Dahrendorf adalah seorang yang memulai
dan sangat di pengaruhi oleh fungsionalisme structural. Sehingga ia beranggapan
bahwa system sosial dipersatukan oleh kerja sama suka rela atau konsensus oleh
kedua-duanya. Dahrendorf juga memusatkan perhatian pada struktur sosial yang
lebih luas, yang berinti tesis bahwa berbagai posisi dalam masyarakat memiliki
kualitas otoritas yang berbeda. Sehingga otoritas memiliki peran dalam sebuah
konflik. Dahrendorf mengakui terdapat perbedaan di antara mereka yang memiliki
sedikit dan banyak kekuasaan(otoritas). Perbedaan dominasi itu dapat terjadi
secara drastis. Tetapi pada dasarnya tetap terdapat dua kelas sosial yaitu,
mereka yang berkuasa dan yang dikuasai. Dalam analisisnya Dahrendorf menganggap
bahwa secara empiris, pertentangan kelompok mungkin paling mudah di analisis
bila dilihat sebagai pertentangan mengenai ligitimasi hubungan- hubungan
kekuasaan. Dalam setiap asosiasi, kepentingan kelompok penguasa merupakan
nilai- nilai yang merupakan ideologi keabsahan kekuasannya, sementara
kepentingan- kepentingan kelompok bawah melahirkan ancaman bagi ideologi ini
serta hubungan- hubungan sosial yang terkandung di dalamnya.
(Dalam G.Ritzer. Teori Sosiologi
Modern. Edisi ke6. Hal 165) Teori dahrendorf yang mengatakan masyarakat
memiliki dua wajah yaitu konflik dan konsensus yang saling berketerkaitan.

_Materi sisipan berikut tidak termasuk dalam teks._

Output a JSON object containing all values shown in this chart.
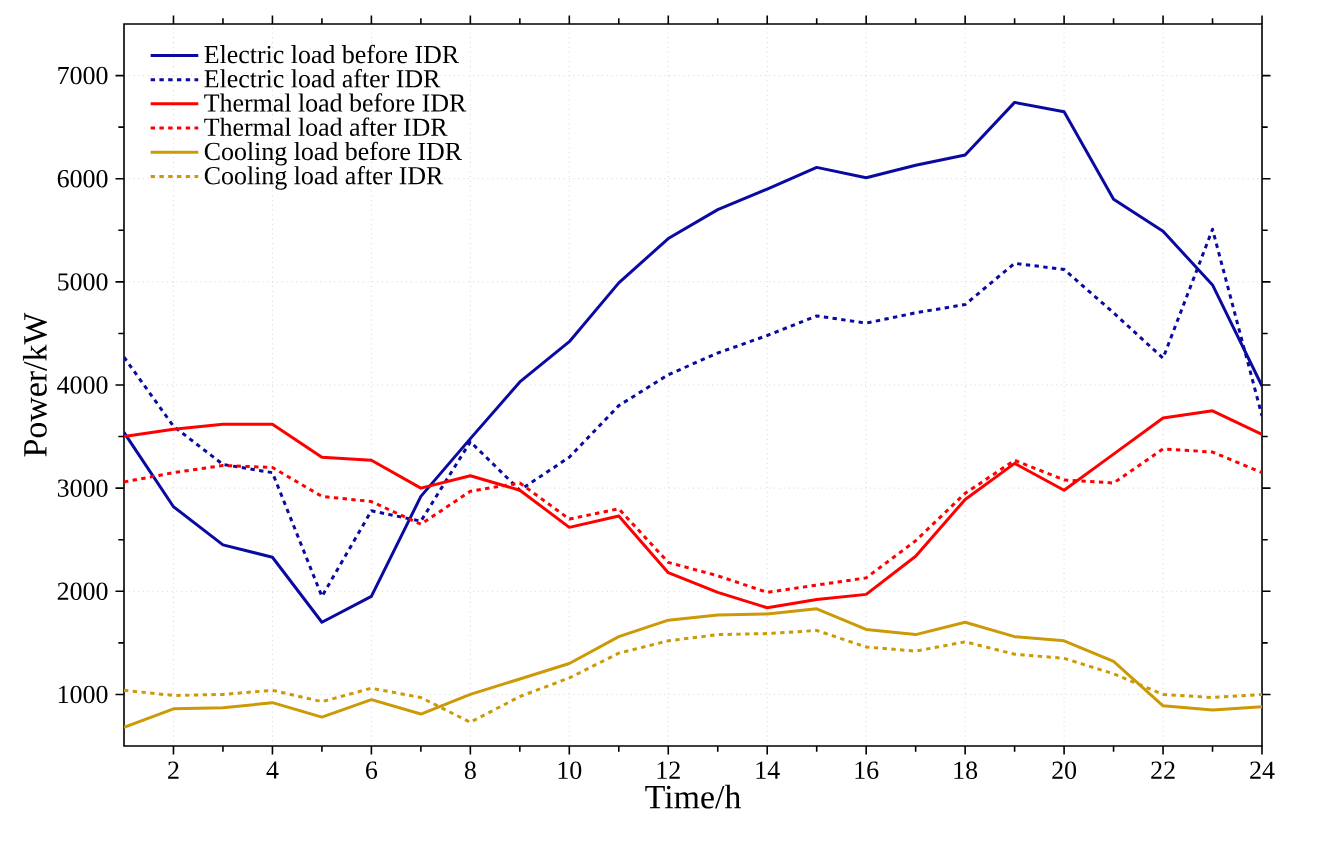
{
  "chart_data": {
    "type": "line",
    "xlabel": "Time/h",
    "ylabel": "Power/kW",
    "x": [
      1,
      2,
      3,
      4,
      5,
      6,
      7,
      8,
      9,
      10,
      11,
      12,
      13,
      14,
      15,
      16,
      17,
      18,
      19,
      20,
      21,
      22,
      23,
      24
    ],
    "xlim": [
      1,
      24
    ],
    "xticks": [
      2,
      4,
      6,
      8,
      10,
      12,
      14,
      16,
      18,
      20,
      22,
      24
    ],
    "ylim": [
      500,
      7500
    ],
    "yticks": [
      1000,
      2000,
      3000,
      4000,
      5000,
      6000,
      7000
    ],
    "grid": true,
    "legend": "top left",
    "series": [
      {
        "name": "Electric load before IDR",
        "color": "#0a0aa0",
        "line_style": "solid",
        "values": [
          3540,
          2820,
          2450,
          2330,
          1700,
          1950,
          2920,
          3480,
          4030,
          4420,
          4990,
          5420,
          5700,
          5900,
          6110,
          6010,
          6130,
          6230,
          6740,
          6650,
          5800,
          5490,
          4970,
          3990
        ]
      },
      {
        "name": "Electric load after IDR",
        "color": "#0a0aa0",
        "line_style": "dotted",
        "values": [
          4270,
          3600,
          3230,
          3150,
          1950,
          2780,
          2680,
          3450,
          2980,
          3300,
          3800,
          4100,
          4310,
          4480,
          4670,
          4600,
          4700,
          4780,
          5180,
          5120,
          4700,
          4260,
          5510,
          3700
        ]
      },
      {
        "name": "Thermal load before IDR",
        "color": "#ff0000",
        "line_style": "solid",
        "values": [
          3500,
          3570,
          3620,
          3620,
          3300,
          3270,
          3000,
          3120,
          2980,
          2620,
          2730,
          2180,
          1990,
          1840,
          1920,
          1970,
          2340,
          2890,
          3240,
          2980,
          3330,
          3680,
          3750,
          3520
        ]
      },
      {
        "name": "Thermal load after IDR",
        "color": "#ff0000",
        "line_style": "dotted",
        "values": [
          3060,
          3150,
          3220,
          3200,
          2920,
          2870,
          2650,
          2970,
          3050,
          2700,
          2800,
          2280,
          2150,
          1990,
          2060,
          2130,
          2490,
          2950,
          3270,
          3080,
          3050,
          3380,
          3350,
          3150
        ]
      },
      {
        "name": "Cooling load before IDR",
        "color": "#cc9a06",
        "line_style": "solid",
        "values": [
          680,
          860,
          870,
          920,
          780,
          950,
          810,
          1000,
          1150,
          1300,
          1560,
          1720,
          1770,
          1780,
          1830,
          1630,
          1580,
          1700,
          1560,
          1520,
          1320,
          890,
          850,
          880
        ]
      },
      {
        "name": "Cooling load after IDR",
        "color": "#cc9a06",
        "line_style": "dotted",
        "values": [
          1040,
          990,
          1000,
          1040,
          930,
          1060,
          970,
          730,
          980,
          1160,
          1400,
          1520,
          1580,
          1590,
          1620,
          1460,
          1420,
          1510,
          1390,
          1350,
          1200,
          1000,
          970,
          1000
        ]
      }
    ]
  }
}
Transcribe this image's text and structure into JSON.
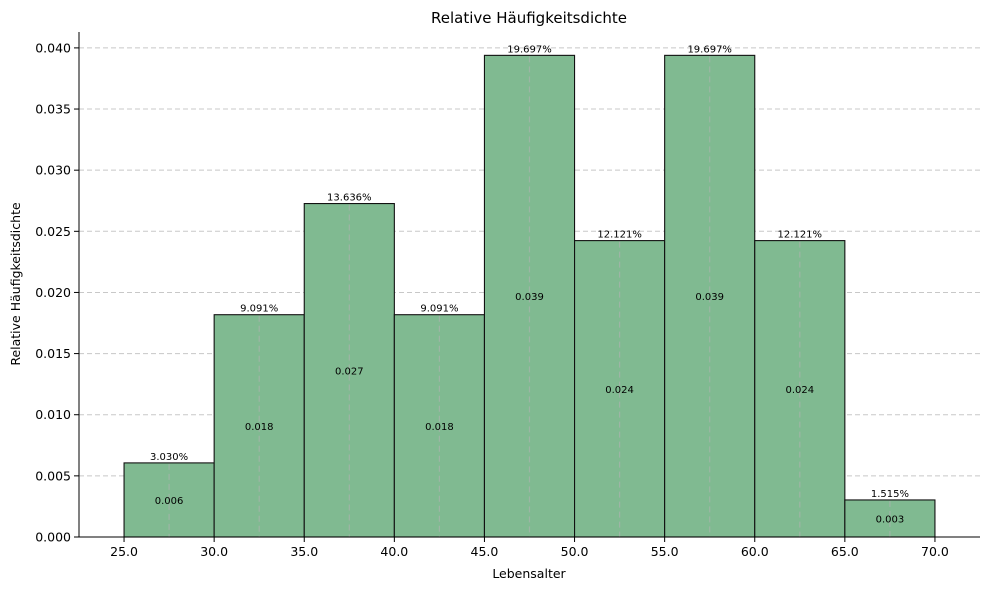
{
  "chart_data": {
    "type": "bar",
    "title": "Relative Häufigkeitsdichte",
    "xlabel": "Lebensalter",
    "ylabel": "Relative Häufigkeitsdichte",
    "bins": [
      {
        "left": 25.0,
        "right": 30.0,
        "density": 0.00606,
        "value_label": "0.006",
        "percent_label": "3.030%"
      },
      {
        "left": 30.0,
        "right": 35.0,
        "density": 0.01818,
        "value_label": "0.018",
        "percent_label": "9.091%"
      },
      {
        "left": 35.0,
        "right": 40.0,
        "density": 0.02727,
        "value_label": "0.027",
        "percent_label": "13.636%"
      },
      {
        "left": 40.0,
        "right": 45.0,
        "density": 0.01818,
        "value_label": "0.018",
        "percent_label": "9.091%"
      },
      {
        "left": 45.0,
        "right": 50.0,
        "density": 0.03939,
        "value_label": "0.039",
        "percent_label": "19.697%"
      },
      {
        "left": 50.0,
        "right": 55.0,
        "density": 0.02424,
        "value_label": "0.024",
        "percent_label": "12.121%"
      },
      {
        "left": 55.0,
        "right": 60.0,
        "density": 0.03939,
        "value_label": "0.039",
        "percent_label": "19.697%"
      },
      {
        "left": 60.0,
        "right": 65.0,
        "density": 0.02424,
        "value_label": "0.024",
        "percent_label": "12.121%"
      },
      {
        "left": 65.0,
        "right": 70.0,
        "density": 0.00303,
        "value_label": "0.003",
        "percent_label": "1.515%"
      }
    ],
    "xticks": [
      "25.0",
      "30.0",
      "35.0",
      "40.0",
      "45.0",
      "50.0",
      "55.0",
      "60.0",
      "65.0",
      "70.0"
    ],
    "yticks": [
      "0.000",
      "0.005",
      "0.010",
      "0.015",
      "0.020",
      "0.025",
      "0.030",
      "0.035",
      "0.040"
    ],
    "xlim": [
      22.5,
      72.5
    ],
    "ylim": [
      0,
      0.0413
    ],
    "grid": "y, dashed",
    "colors": {
      "bar_fill": "#80ba91",
      "bar_edge": "#111111",
      "grid": "#c8c8c8",
      "bin_center_line": "#9db5a5"
    }
  }
}
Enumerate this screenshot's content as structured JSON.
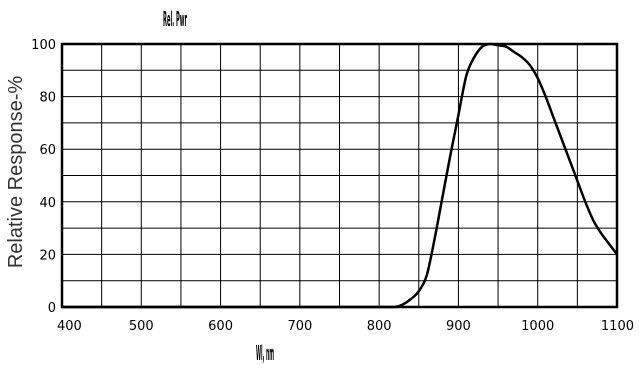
{
  "chart_data": {
    "type": "line",
    "title": "",
    "xlabel": "",
    "ylabel": "Relative Response-%",
    "xlim": [
      400,
      1100
    ],
    "ylim": [
      0,
      100
    ],
    "x_ticks": [
      400,
      500,
      600,
      700,
      800,
      900,
      1000,
      1100
    ],
    "y_ticks": [
      0,
      20,
      40,
      60,
      80,
      100
    ],
    "grid": true,
    "x_gridlines_every": 50,
    "y_gridlines_every": 10,
    "series": [
      {
        "color": "#000000",
        "x": [
          400,
          500,
          600,
          700,
          800,
          820,
          830,
          840,
          850,
          860,
          870,
          880,
          890,
          900,
          910,
          920,
          930,
          940,
          950,
          960,
          970,
          980,
          990,
          1000,
          1010,
          1020,
          1030,
          1040,
          1050,
          1060,
          1070,
          1080,
          1090,
          1100
        ],
        "y": [
          0,
          0,
          0,
          0,
          0,
          0,
          1,
          3,
          6,
          12,
          26,
          42,
          58,
          73,
          88,
          95,
          99,
          100,
          99.5,
          99,
          97,
          95,
          92,
          87,
          80,
          72,
          64,
          56,
          48,
          40,
          33,
          28,
          24,
          20
        ]
      }
    ]
  },
  "annotations": {
    "top_label": "Rel. Pwr",
    "bottom_label": "Wl, nm"
  }
}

Contohnya adalah dalam konflik yang terjadi di kabupaten lampung selatan
beberapa waktu lalu yang dimana konflik melibatkan dua suku yang bertikai yaitu
suku asli lampung dan suku pendatang dari bali. Pada saat itu konflik terjadi
karena hal yang sederhana namun mengakibatkan sebuah konflik besar yang
menyebabkan kerusakan dan kerugian besar pula baik itu kerugian materi
ataupun kerugian hilangnya nyawa dari
kedua pihak. Disini konflik terjadi karena tak adanya kesepakatan atau
konsensus yang terjalin diawal atau ketika muncul masalah tersebut, sehingga
hal itu berakibat bertambah besar dan luasnya konflik yang terjadi. Walau
konflik telah berakhir setelah ada perundingan damai (konsensus) yang
fasilitasi oleh gubernur lampung saat itu, namun hal yang disayangkan adalah
konsensus yang tidak dilakukan dari awal saat masalah belum menjadi luasdan
besar.
Konflik merupakan sebuah hal yang
mungkin menjadi sebuah jalan menuju ketertaan masyarakat, pada dasarnya
masyarakat memiliki kepentingan atas kehidupannya masing-masing, hal itu yang
kerap menjadi penyulut sebuah konflik ketika ada hal baru yang tercipta karena
jenuh degan sesuatu yang sudah ada, namun hal yang baru itu belum mampu
diterima oleh masyrakat. Namun kehidupan masyarakat akan lebih tertata ketika
konsensus lebih dominan terhadap konflik.
Daftar Pustaka
Ritzer, George
& Douglas J, Googman. 2008. Teori-toeri Sosiologi Modern. Edisi ke-6.